Musique

Deux jours au Festival Chorus des Hauts-de-Seine 2019

Deux jours au Festival Chorus des Hauts-de-Seine 2019

09 avril 2019 | PAR Pierre-Lou Quillard

Sur l’île Seguin, le weekend dernier, pas de chèvres mais des décibels ! La Seine Musicale de Boulogne-Billancourt accueillait du 3 au 7 avril la 31e édition du Festival Chorus 2019 des Hauts-de-Seine, premier événement incontournable de la saison des festivals. Nous y sommes allés ce weekend pour rencontrer les artistes, les publics et pour en capter l’atmosphère. Reportage.

C’est dans l’immensité de ce vaisseau encore flambant neuf qu’est la Seine Musicale, inaugurée en avril 2017, que se tenait pour la deuxième année consécutive le Festival Chorus, anciennement localisé à la Défense. Pour cette 31ème édition, pas moins de six scènes, réparties sur l’ensemble de cet espace dédié à la musique, permettaient aux artistes de se produire. Choix de programmation, les trois journées du weekend présentaient chacune des thématiques et genres musicaux différents. Le samedi était principalement réservé à la scène pop-rock ; à la scène hip-hop/rap pour le dimanche. Mais c’est d’abord une soirée techno-electro qui ouvrait les festivités, ce vendredi 5 avril, avec une foule de DJ sets de la scène française et internationale, faisant techniquement de La Seine Musicale, la plus grande boîte de nuit de la région parisienne pour quelques heures. Rythmes endiablés, saccadés, samples syncopés et effets stroboscopiques étaient bien au rendez-vous.

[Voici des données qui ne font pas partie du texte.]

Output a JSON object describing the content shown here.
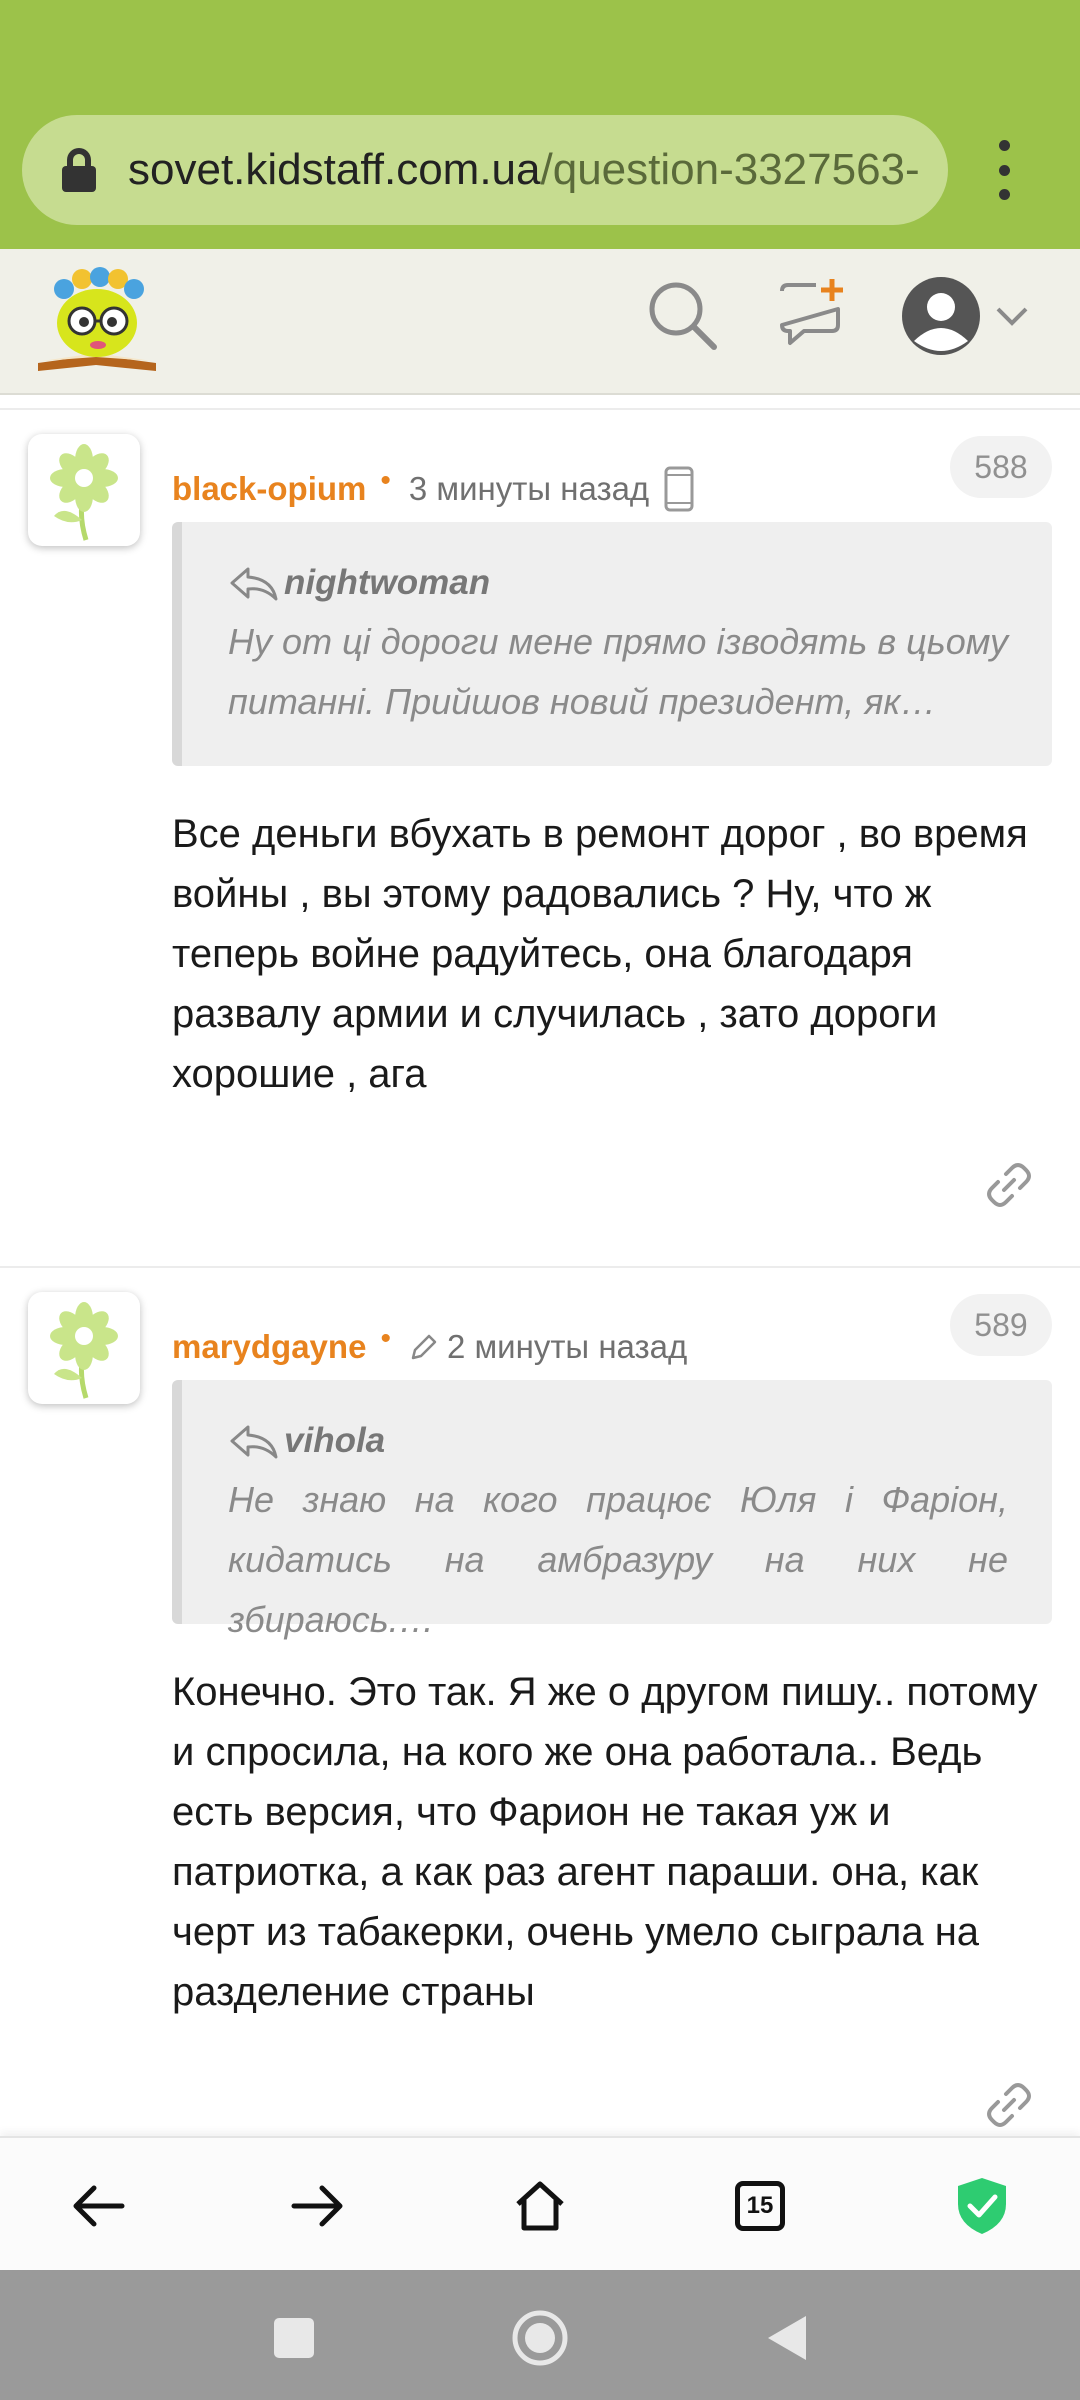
{
  "browser": {
    "url_host": "sovet.kidstaff.com.ua",
    "url_path": "/question-3327563-",
    "tab_count": "15"
  },
  "site_header": {
    "logo_icon": "kidstaff-logo-icon",
    "search_icon": "search-icon",
    "new_message_icon": "add-comment-icon",
    "profile_icon": "avatar-icon"
  },
  "comments": [
    {
      "author": "black-opium",
      "time": "3 минуты назад",
      "device_icon": "mobile-phone-icon",
      "number": "588",
      "quote_author": "nightwoman",
      "quote_text": "Ну от ці дороги мене прямо ізводять в цьому питанні. Прийшов новий президент, як…",
      "body": "Все деньги вбухать в ремонт дорог , во время войны , вы этому радовались ? Ну, что ж теперь войне радуйтесь, она благодаря развалу армии и случилась , зато дороги хорошие , ага"
    },
    {
      "author": "marydgayne",
      "time": "2 минуты назад",
      "device_icon": "pencil-icon",
      "number": "589",
      "quote_author": "vihola",
      "quote_text": "Не знаю на кого працює Юля і Фаріон, кидатись на амбразуру на них не збираюсь.…",
      "body": "Конечно. Это так. Я же о другом пишу.. потому и спросила, на кого же она работала.. Ведь есть версия, что Фарион не такая уж и патриотка, а как раз агент параши. она, как черт из табакерки, очень умело сыграла на разделение страны"
    }
  ],
  "colors": {
    "chrome_green": "#9cc24a",
    "author_orange": "#e8831e",
    "shield_green": "#2ecc71"
  }
}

Pourtant, l’ambiance est étonnamment calme quand-t-on arrive. La musique ne filtre pas dans les immenses espaces de déambulation de ce complexe très bien insonorisé. Quelques dizaines de personnes à peine font la queue devant les food trucks du quai de Seine et discutent dans les bars à l’ambiance chill. Des espaces entiers sont plongés dans l’obscurité. La scène Odéla et l’Auditorium ne sont pas ouverts au public ce soir-là. La foule, on la retrouve dans les salles de concert, quoiqu’en quantité relative. Si les plus petites salles des clubs « Riffx » et « Tutti » sont bondées, le festival peine à remplir le parvis extérieur ainsi que la salle de la Grande Scène sur laquelle se produisent les plus grosses têtes d’affiche. Parmi elles, on notera le quasi bide de Tricky. L’artiste, connu pour son irrévérence assumée, a choisi de faire tout le concert plongé dans l’obscurité. Expérience déroutante pour le public qui ressort, même pour les initiés, avec une certaine amertume dans la bouche. « On aurait bien aimé voir autre chose que la lumière rouge de son joint » nous confie Eric, 43 ans. Ça en dit long sur le personnage. Sur les balcons du fond de la salle, les spectateurs soufflent d’exaspération et discutent entre eux. Aïe !

De  belles découvertes. 

A l’inverse, plusieurs concerts ont suscité un réel engouement. Coup de cœur pour le quatuor de MIND WAVE qui nous a transporté dans sa poésie electro-rock. Sa chanteuse, Kelly Carpaye, mène la danse d’une voix envoûtante teintée de soul tandis que ses musiciens en survêts intergalactiques l’accompagnent en symbiose. Une belle découverte qu’il faudra surveiller ! En parallèle des groupes officiels se produisaient sur scène les candidats du Prix Chorus 2019 des musiques actuelles qui a été remporté par Oktober Lieber, un duo de parisiennes aux sonorités electro-punk vintage. 

Mais le climax de cette soirée, la cerise sur le tourne-disque, c’était le très attendu Fatboy Slim, icône de la scène électro anglaise des années 90 qui nous a proposé un véritable show, autant visuel qu’auditif. Les images psychédéliques en arrière plan des visages du DJ grimé en clown macabre ou en smiley (sa marque de fabrique), un balai de pilules d’ecstasy dansent en parfaite synchronie avec le rythme effréné que nous propose le maestro quinquagénaire à la chemisette hawaïenne.

Bilan en demi-teinte donc pour cette première soirée.

Mais remettons nos compteurs à zéro car il faut le souligner : la journée du samedi n’avait rien de comparable avec la précédente.

Samedi était aussi la journée au cœur du festival qui réunissait le plus de têtes d’affiches. Un public beaucoup plus vaste, plus familial et intergénérationnel était au rendez-vous pour venir écouter Adam Naas, Jacob Banks, Charlie Winston ou encore les hard-rockeurs simiesques et survoltés de Shaka Ponk qui ont presque clôturé la journée et proposant, comme à leur habitude, un show à l’américaine mêlant  jungle apocalyptique et singes cyborgs. Sans oublier Gaëtan Roussel (lire notre interview) qui a fait salle comble et nous as comblés de ses plus grands titres comme d’autres chansons de son dernier album, souvent entendues à la radio.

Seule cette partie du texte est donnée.